I have created a DataFrame with a column “C” full of missing values which I intend to fill in afterwards with Floats64.
I try to convert column “C” to Union{Float64, Missing} but Julia does not convert anything.
The result is that I cannot fill-in column “C” with my calculated values.
Can you provide a workaround?
I can see that many other people have had this problem in the last years.
Julia, or more specifically broadcasting, was not successfully informed that the column type should change.
julia> df[!, "C"]
3-element Vector{Missing}:
missing
missing
missing
julia> convert.(Union{Float64, Missing}, df[!, "C"])
3-element Vector{Missing}:
missing
missing
missing
The convert.(...) line is equivalent to broadcast(convert, ...), and that infers the output array type from the elementwise convert. Since all the missing are converted to missing, it inferred the output array type is Missing.
You can instantiate a vector with your intended element type, and while there is in-place broadcasting, in this case you can directly push values from another vector:
julia> append!(Union{Float64, Missing}[], df[!, "C"])
3-element Vector{Union{Missing, Float64}}:
missing
missing
missing
There is in fact a convert method for arrays that does this for you, and this one just forwards to the Array constructor that takes an Array input:
julia> convert(Vector{Union{Float64, Missing}}, df[!, "C"])

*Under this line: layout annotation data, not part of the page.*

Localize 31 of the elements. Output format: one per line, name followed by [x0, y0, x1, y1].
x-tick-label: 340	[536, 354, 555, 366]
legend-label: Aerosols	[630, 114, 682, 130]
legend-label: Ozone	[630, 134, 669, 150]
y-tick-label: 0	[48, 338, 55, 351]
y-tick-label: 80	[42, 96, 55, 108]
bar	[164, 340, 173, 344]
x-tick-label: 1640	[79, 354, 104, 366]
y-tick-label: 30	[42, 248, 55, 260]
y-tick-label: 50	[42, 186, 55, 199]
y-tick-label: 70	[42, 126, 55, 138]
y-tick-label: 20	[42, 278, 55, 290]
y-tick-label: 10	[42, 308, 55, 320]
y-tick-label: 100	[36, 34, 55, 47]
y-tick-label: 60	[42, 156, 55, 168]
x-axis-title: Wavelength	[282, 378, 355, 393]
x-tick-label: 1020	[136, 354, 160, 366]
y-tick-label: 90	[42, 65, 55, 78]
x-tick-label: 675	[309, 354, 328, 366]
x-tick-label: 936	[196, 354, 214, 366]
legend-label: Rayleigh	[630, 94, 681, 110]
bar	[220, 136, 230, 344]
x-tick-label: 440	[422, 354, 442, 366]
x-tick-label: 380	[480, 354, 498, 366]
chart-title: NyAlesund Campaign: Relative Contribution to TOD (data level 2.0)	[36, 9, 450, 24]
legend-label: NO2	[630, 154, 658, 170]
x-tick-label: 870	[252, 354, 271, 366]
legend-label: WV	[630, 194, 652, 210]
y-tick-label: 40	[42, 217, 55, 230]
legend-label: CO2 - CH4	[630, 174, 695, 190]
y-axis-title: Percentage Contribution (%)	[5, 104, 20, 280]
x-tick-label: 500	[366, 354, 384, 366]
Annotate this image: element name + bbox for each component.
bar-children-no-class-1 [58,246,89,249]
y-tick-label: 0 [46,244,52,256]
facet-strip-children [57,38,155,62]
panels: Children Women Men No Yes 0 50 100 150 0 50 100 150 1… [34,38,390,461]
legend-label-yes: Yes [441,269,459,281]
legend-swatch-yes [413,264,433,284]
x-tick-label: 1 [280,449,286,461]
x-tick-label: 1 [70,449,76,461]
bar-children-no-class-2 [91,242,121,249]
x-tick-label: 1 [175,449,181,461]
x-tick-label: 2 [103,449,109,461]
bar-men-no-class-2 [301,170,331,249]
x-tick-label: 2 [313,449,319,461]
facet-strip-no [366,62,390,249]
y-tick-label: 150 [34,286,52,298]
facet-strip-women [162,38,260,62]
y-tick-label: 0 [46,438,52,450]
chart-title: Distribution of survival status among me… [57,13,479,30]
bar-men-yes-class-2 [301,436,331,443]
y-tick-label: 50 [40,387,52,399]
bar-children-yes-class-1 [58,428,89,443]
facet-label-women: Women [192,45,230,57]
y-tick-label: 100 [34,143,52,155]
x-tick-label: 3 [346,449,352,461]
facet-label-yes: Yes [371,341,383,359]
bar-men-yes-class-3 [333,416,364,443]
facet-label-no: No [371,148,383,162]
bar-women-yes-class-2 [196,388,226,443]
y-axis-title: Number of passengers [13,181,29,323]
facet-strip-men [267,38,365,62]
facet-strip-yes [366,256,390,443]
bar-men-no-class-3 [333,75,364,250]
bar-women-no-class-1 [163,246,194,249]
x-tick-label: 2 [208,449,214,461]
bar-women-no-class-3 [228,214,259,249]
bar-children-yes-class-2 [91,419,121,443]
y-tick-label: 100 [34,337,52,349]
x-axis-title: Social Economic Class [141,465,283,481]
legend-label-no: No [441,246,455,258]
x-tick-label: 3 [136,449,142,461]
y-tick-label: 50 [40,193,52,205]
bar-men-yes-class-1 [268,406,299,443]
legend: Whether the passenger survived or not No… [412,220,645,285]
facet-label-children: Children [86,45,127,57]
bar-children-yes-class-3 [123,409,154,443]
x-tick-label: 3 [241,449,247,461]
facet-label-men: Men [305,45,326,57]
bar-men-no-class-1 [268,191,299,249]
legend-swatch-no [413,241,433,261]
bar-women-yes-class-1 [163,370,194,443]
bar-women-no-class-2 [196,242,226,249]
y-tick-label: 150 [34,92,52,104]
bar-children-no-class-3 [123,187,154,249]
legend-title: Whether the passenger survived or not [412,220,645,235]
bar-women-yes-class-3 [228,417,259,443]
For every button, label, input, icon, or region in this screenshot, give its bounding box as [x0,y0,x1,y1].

3-element Vector{Union{Missing, Float64}}:
missing
missing
missing
julia> Vector{Union{Float64, Missing}}(df[!, "C"])
3-element Vector{Union{Missing, Float64}}:
missing
missing
missing
Now that will work for the DataFrame:
julia> df[!, "C"] = convert(Vector{Union{Float64, Missing}}, df[!, "C"])

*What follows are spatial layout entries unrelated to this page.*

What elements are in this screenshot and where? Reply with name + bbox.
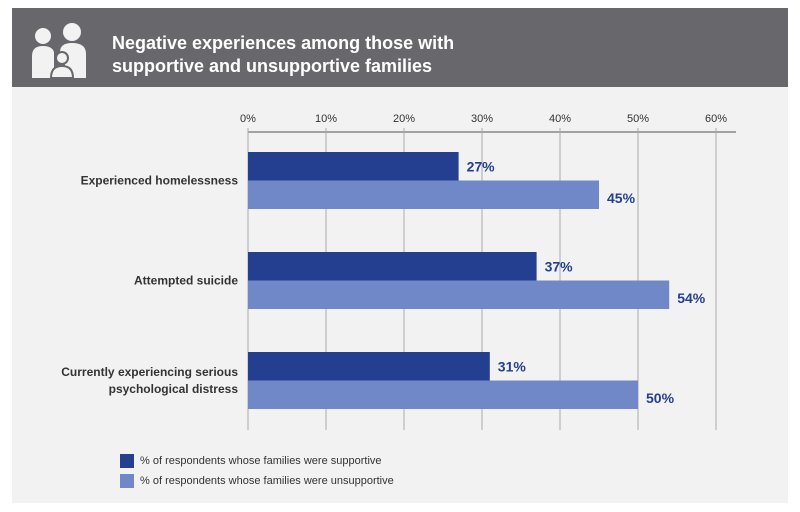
category-label: Currently experiencing serious	[61, 365, 238, 379]
bar-unsupportive	[248, 380, 638, 409]
legend-item-supportive: % of respondents whose families were sup…	[120, 454, 382, 468]
family-icon	[32, 23, 86, 78]
data-label: 27%	[467, 158, 496, 174]
data-label: 54%	[677, 290, 706, 306]
chart-title-line2: supportive and unsupportive families	[112, 56, 433, 76]
bar-supportive	[248, 152, 459, 181]
legend-swatch-unsupportive	[120, 474, 134, 488]
category-label: psychological distress	[109, 382, 239, 396]
bar-supportive	[248, 352, 490, 381]
bar-supportive	[248, 252, 537, 281]
legend-label-supportive: % of respondents whose families were sup…	[140, 455, 382, 467]
bar-unsupportive	[248, 180, 599, 209]
legend-label-unsupportive: % of respondents whose families were uns…	[140, 475, 394, 487]
tick-label: 60%	[705, 113, 727, 125]
tick-label: 10%	[315, 113, 337, 125]
tick-label: 30%	[471, 113, 493, 125]
data-label: 31%	[498, 358, 527, 374]
legend-swatch-supportive	[120, 454, 134, 468]
tick-label: 0%	[240, 113, 256, 125]
chart-title-line1: Negative experiences among those with	[112, 33, 455, 53]
tick-label: 40%	[549, 113, 571, 125]
chart-panel: Negative experiences among those with su…	[12, 8, 788, 503]
data-label: 50%	[646, 390, 675, 406]
category-label: Attempted suicide	[134, 274, 238, 288]
bar-unsupportive	[248, 280, 670, 309]
tick-label: 50%	[627, 113, 649, 125]
data-label: 45%	[607, 190, 636, 206]
category-label: Experienced homelessness	[81, 174, 239, 188]
legend-item-unsupportive: % of respondents whose families were uns…	[120, 474, 394, 488]
tick-label: 20%	[393, 113, 415, 125]
data-label: 37%	[545, 258, 574, 274]
chart-header: Negative experiences among those with su…	[12, 8, 788, 87]
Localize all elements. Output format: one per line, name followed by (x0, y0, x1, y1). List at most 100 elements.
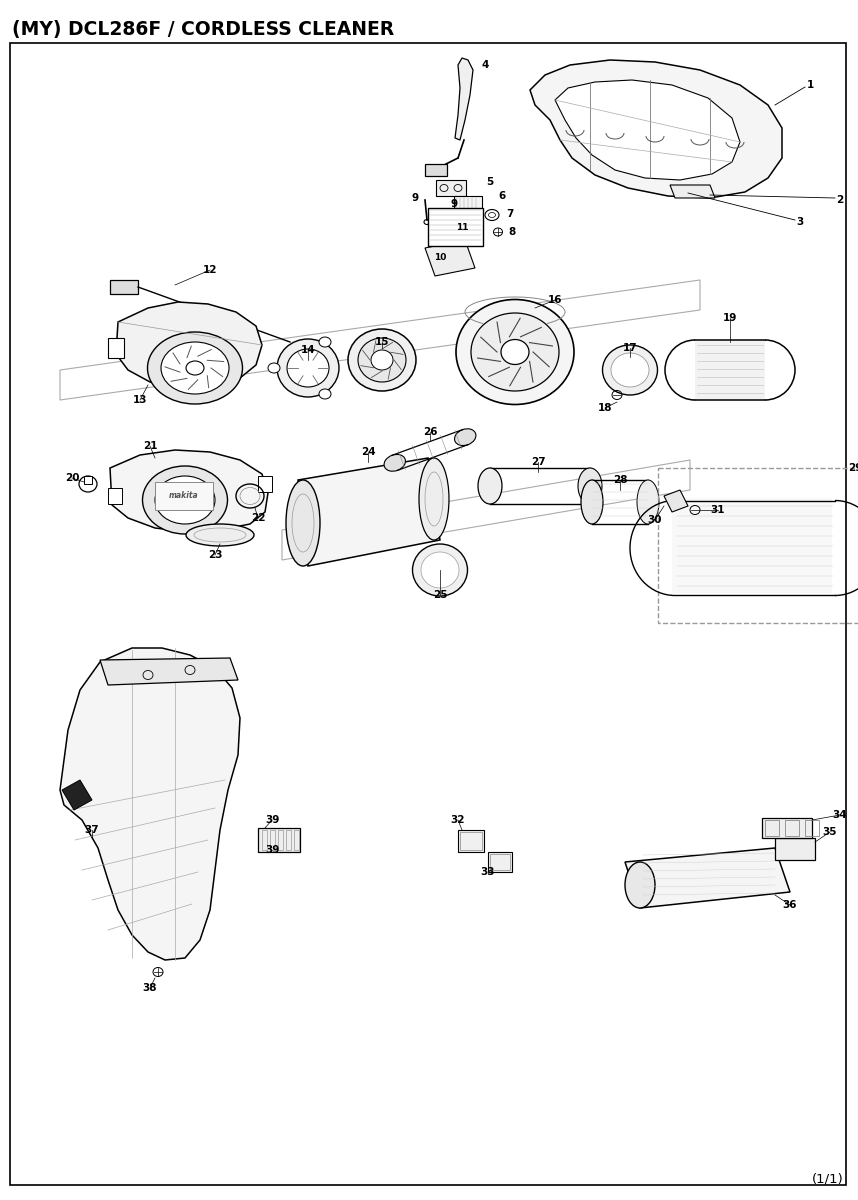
Polygon shape (116, 302, 262, 388)
Ellipse shape (161, 342, 229, 394)
Ellipse shape (485, 210, 499, 221)
Bar (658, 468, 858, 623)
Bar (460, 832, 482, 850)
Text: 25: 25 (432, 590, 447, 600)
Ellipse shape (319, 337, 331, 347)
Ellipse shape (578, 468, 602, 504)
Ellipse shape (637, 480, 659, 524)
Text: 34: 34 (832, 810, 848, 820)
Polygon shape (298, 458, 440, 566)
Bar (258, 476, 272, 492)
Ellipse shape (501, 340, 529, 365)
Polygon shape (670, 185, 715, 198)
Bar (425, 164, 447, 176)
Bar (775, 838, 815, 860)
Text: 19: 19 (722, 313, 737, 323)
Text: 27: 27 (531, 457, 546, 467)
Text: 9: 9 (412, 193, 419, 203)
Ellipse shape (287, 349, 329, 386)
Text: 2: 2 (837, 194, 843, 205)
Text: 24: 24 (360, 446, 375, 457)
Bar (454, 196, 482, 216)
Text: 21: 21 (142, 440, 157, 451)
Ellipse shape (268, 362, 280, 373)
Text: 39: 39 (265, 845, 279, 854)
Text: 18: 18 (598, 403, 613, 413)
Text: 28: 28 (613, 475, 627, 485)
Ellipse shape (611, 353, 649, 386)
Text: 11: 11 (456, 223, 468, 233)
Ellipse shape (625, 862, 655, 908)
Text: (1/1): (1/1) (813, 1174, 844, 1186)
Text: 33: 33 (480, 866, 495, 877)
Ellipse shape (148, 332, 243, 404)
Ellipse shape (581, 480, 603, 524)
Text: 7: 7 (506, 209, 514, 218)
Ellipse shape (456, 300, 574, 404)
Bar (488, 852, 512, 872)
Ellipse shape (348, 329, 416, 391)
Text: makita: makita (169, 492, 199, 500)
Ellipse shape (384, 455, 406, 472)
Text: 29: 29 (848, 463, 858, 473)
Bar (155, 482, 213, 510)
Text: 3: 3 (796, 217, 804, 227)
Polygon shape (425, 240, 475, 276)
Text: 16: 16 (547, 295, 562, 305)
Text: 17: 17 (623, 343, 637, 353)
Bar (270, 830, 275, 850)
Text: 38: 38 (142, 983, 157, 994)
Polygon shape (555, 80, 740, 180)
Ellipse shape (186, 524, 254, 546)
Ellipse shape (419, 458, 449, 540)
Bar (785, 820, 799, 836)
Text: 22: 22 (251, 514, 265, 523)
Polygon shape (625, 848, 790, 908)
Polygon shape (455, 58, 473, 140)
Polygon shape (100, 658, 238, 685)
Bar (490, 854, 510, 870)
Ellipse shape (286, 480, 320, 566)
Bar (436, 180, 466, 196)
Bar (452, 220, 470, 233)
Polygon shape (110, 450, 268, 532)
Ellipse shape (155, 476, 215, 524)
Ellipse shape (142, 466, 227, 534)
Bar (84, 476, 92, 484)
Bar (286, 830, 291, 850)
Text: 37: 37 (85, 826, 100, 835)
Text: (MY) DCL286F / CORDLESS CLEANER: (MY) DCL286F / CORDLESS CLEANER (12, 20, 394, 38)
Ellipse shape (455, 428, 476, 445)
Polygon shape (664, 490, 688, 512)
Text: 26: 26 (423, 427, 438, 437)
Text: 8: 8 (509, 227, 516, 236)
Ellipse shape (371, 350, 393, 370)
Bar (258, 828, 300, 852)
Text: 39: 39 (265, 815, 279, 826)
Text: 31: 31 (710, 505, 725, 515)
Bar (695, 340, 765, 400)
Text: 35: 35 (823, 827, 837, 838)
Text: 6: 6 (498, 191, 505, 200)
Bar (278, 830, 283, 850)
Text: 23: 23 (208, 550, 222, 560)
Text: 30: 30 (648, 515, 662, 526)
Ellipse shape (421, 552, 459, 588)
Bar (108, 338, 124, 358)
Text: 10: 10 (434, 253, 446, 263)
Bar (108, 488, 122, 504)
Polygon shape (62, 780, 92, 810)
Bar (428, 208, 483, 246)
Text: 1: 1 (807, 80, 813, 90)
Bar (762, 818, 812, 838)
Ellipse shape (413, 544, 468, 596)
Polygon shape (530, 60, 782, 198)
Polygon shape (60, 648, 240, 960)
Text: 5: 5 (486, 176, 493, 187)
Text: 12: 12 (202, 265, 217, 275)
Text: 9: 9 (450, 199, 457, 209)
Bar (294, 830, 299, 850)
Bar (458, 830, 484, 852)
Ellipse shape (471, 313, 559, 391)
Ellipse shape (319, 389, 331, 398)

3-element Vector{Union{Missing, Float64}}:
missing
missing
missing
julia> df
3×3 DataFrame
Row │ A B C
│ Int64 String Float64?
─────┼─────────────────────────
1 │ 1 a missing
2 │ 2 b missing
3 │ 3 c missing
julia> df[1,"C"] = 4.6
4.6
You likely want to make a similar adjustment at the instantiation of df so you don’t have a Vector{Missing} in the first place, but I can’t comment on what isn’t shown. In the future, share your code as text that readers can copy and run successfully. This dataframe was simple enough to reproduce from the screenshot, but that won’t usually be the case so the minimal working examples help a lot.
Excellent explanation, Benny … and very complete !!!
I’m sorry for not having shared my code, even if it is no longer necessary, here it is:
using DataFrames
# Create a sample DataFrame
df = DataFrame(A = 1:3, B = ["a", "b", "c"])
# Add a new column "C"
df[:, "C"] .= missing
# Print the modified DataFrame
println(df)
On creating column “C” you suggest that I can already define the type that I want for my column. This seems to work for me, unless you have other suggestions:
using DataFrames
# Create a sample DataFrame
df = DataFrame(A = 1:3, B = ["a", "b", "c"])
# Add a new column "C"
df[:, "C"] = Vector{Union{Float64, Missing}}(missing, nrow(df))
# Print the modified DataFrame
println(df)
The syntax
Vector{Union{Float64, Missing}}(missing, nrow(df))
… works perfectly, but if I try to use it somehow differently, it does not work
Vector{Union{Float64, Missing}}(7.3, 3)
I get an error:
MethodError: no method matching Vector{Union{Missing, Float64}}(::Float64, ::Int64)
The type `Vector{Union{Missing, Float64}}` exists, but no method is defined for this combination of argument types when trying to construct it.
I’ll try to understand why it doesn’t work.
Thank you again, Benny
Basically it doesn’t work because there wasn’t an Array method defined for variable arguments. It’s actually very logical for a constructor method, but array literal syntax (implemented by a variety of functions like getindex, typed_hcat, etc) already exists for this purpose:
julia> Union{Float64, Missing}[7.3, 3]
2-element Vector{Union{Missing, Float64}}:
7.3
3.0
As for why there’s array literals instead of just calling constructor methods, the syntax allows easier instantiation of multidimensional arrays, and Julia was created to support these from the start, much like MATLAB.
The Missings.jl package, which is also used and exported by DataFrames.jl, has a convenience function that lets you specify the other types and mirrors Base’s zeros and ones for the dimensions:
julia> missings(Float64, 3)
3-element Vector{Union{Missing, Float64}}:
missing
missing
missing
I’d generally lean toward these specific convenience functions. The array constructor methods are plenty capable, but that’s kind of the problem; it’s hard to tell what they can or can’t do sometimes, and wider capability requires more writing, which gets repetitive in specific contexts.